(Daily Mail) Israel boycotted Gaza ceasefire talks in Cairo on Sunday after Hamas rejected its demand for a complete list naming hostages that are still alive, an Israeli newspaper reported.
A Hamas delegation arrived in Cairo for the talks, billed as a possible final hurdle before an agreement that would halt the fighting for six weeks. But by early evening there was no sign of the Israelis.
‘There is no Israeli delegation in Cairo,’ Ynet, the online version of Israel’s Yedioth Ahronoth newspaper, quoted Israeli officials as saying. ‘Hamas refuses to provide clear answers and therefore there is no reason to dispatch the Israeli delegation.’
Washington has insisted the ceasefire deal is close and should be in place in time to halt fighting by the start of Ramadan, a week away. But the warring sides have given little sign in public of backing away from previous demands.
After the Hamas delegation arrived, a Palestinian official said that the deal was ‘not yet there’. From the Israeli side, there was no official comment.
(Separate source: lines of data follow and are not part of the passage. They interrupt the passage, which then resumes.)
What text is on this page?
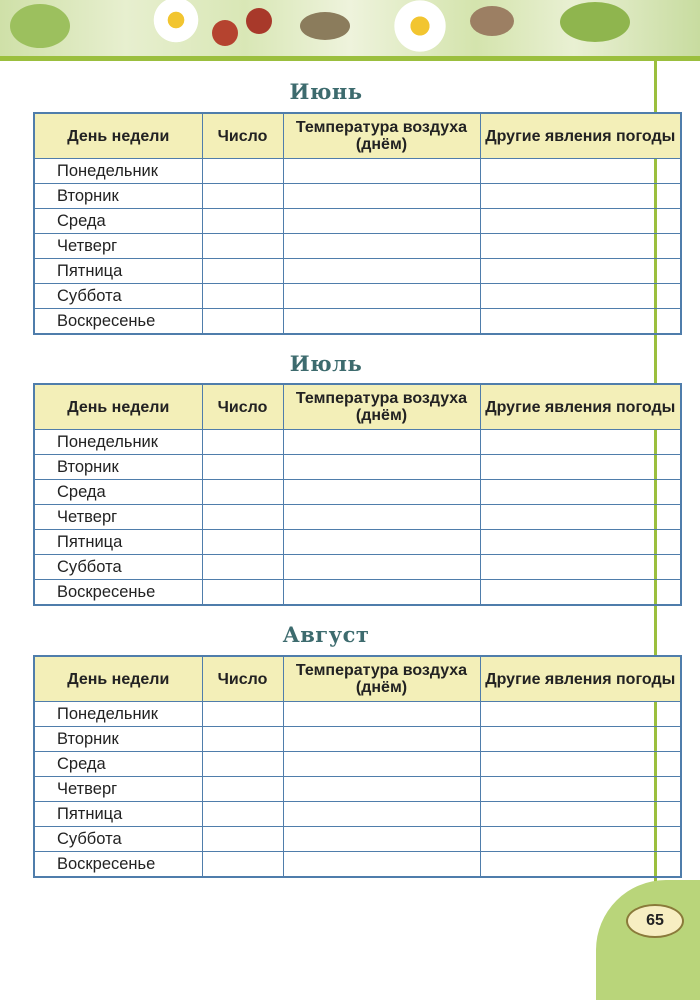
Июнь
День недели	Число	Температура воздуха (днём)	Другие явления погоды
Понедельник			
Вторник			
Среда			
Четверг			
Пятница			
Суббота			
Воскресенье			
Июль
День недели	Число	Температура воздуха (днём)	Другие явления погоды
Понедельник			
Вторник			
Среда			
Четверг			
Пятница			
Суббота			
Воскресенье			
Август
День недели	Число	Температура воздуха (днём)	Другие явления погоды
Понедельник			
Вторник			
Среда			
Четверг			
Пятница			
Суббота			
Воскресенье			
65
Smoke billowing over Gaza following Israeli bombardment on March 3, 2024
Palestinians flock to receive flour in Deir Al-Balah, distributed by UNRWA. The enclave is facing a food crisis due to Israeli attacks on March 3, 2024
Palestinians walk past bombed-out buildings along a street in Rafah in the southern Gaza Strip on March 3
One source briefed on the talks had said on Saturday that Israel could stay away from Cairo unless Hamas first presented it with a full list of hostages who are still alive. A Palestinian source said Hamas had so far rejected that demand.
In past negotiations Hamas has sought to avoid discussing the wellbeing of individual hostages until after terms for their release are set.
A US official told reporters on Saturday: ‘The path to a ceasefire right now literally at this hour is straightforward. And there’s a deal on the table. There’s a framework deal.’
Israel had agreed to the framework and it was now up to Hamas to respond, the US official said.
An agreement would bring the first extended truce of the war, which has raged for five months so far with just a week-long pause in November. Dozens of hostages held by the militants would be freed in return for hundreds of Palestinian detainees.
Aid would be ramped up for Gazans pushed to the verge of famine. Fighting would cease in time to head off a massive planned Israeli assault on Rafah, where more than half of Gaza’s 2.3 million people are penned in against the enclave’s southern border fence abutting Egypt. Israeli forces would pull back from some areas and let Gazans return to abandoned homes.
But the proposal appears to stop short of fulfilling the main Hamas demand for a permanent end to the war, while also leaving unresolved the fate of more than half of the more than 100 remaining hostages – including Israeli men not covered by terms to free women, children, the elderly and wounded.
At least 14 Palestinians, including six children, were killed on Sunday in an Israeli bombing that targeted a house in Rafah in the southern Gaza Strip
Distraught Palestinians gather at the site of a bombed house in Rafah, southern Gaza, on March 3
Egyptian mediators have suggested those issues could be set aside for now, with assurances to resolve them in later stages.
A Hamas source said the group is still holding out for a ‘package deal’.
It comes as the embattled Gaza Strip continues to face relentless aerial bombardment, with the death toll continuing to rise.
At a morgue outside a Rafah hospital on Sunday morning, women wept and wailed beside rows of bodies of the Abu Anza family, 14 of whom were killed in their home in airstrike overnight.
Relatives opened a black plastic body bag to kiss the face of a dead schoolgirl in a torn sweatshirt and pink unicorn pyjamas.
Later, the bodies were brought to a graveyard and buried, including two infant twins, a boy and a girl, passed down in white bundles and placed in the ground.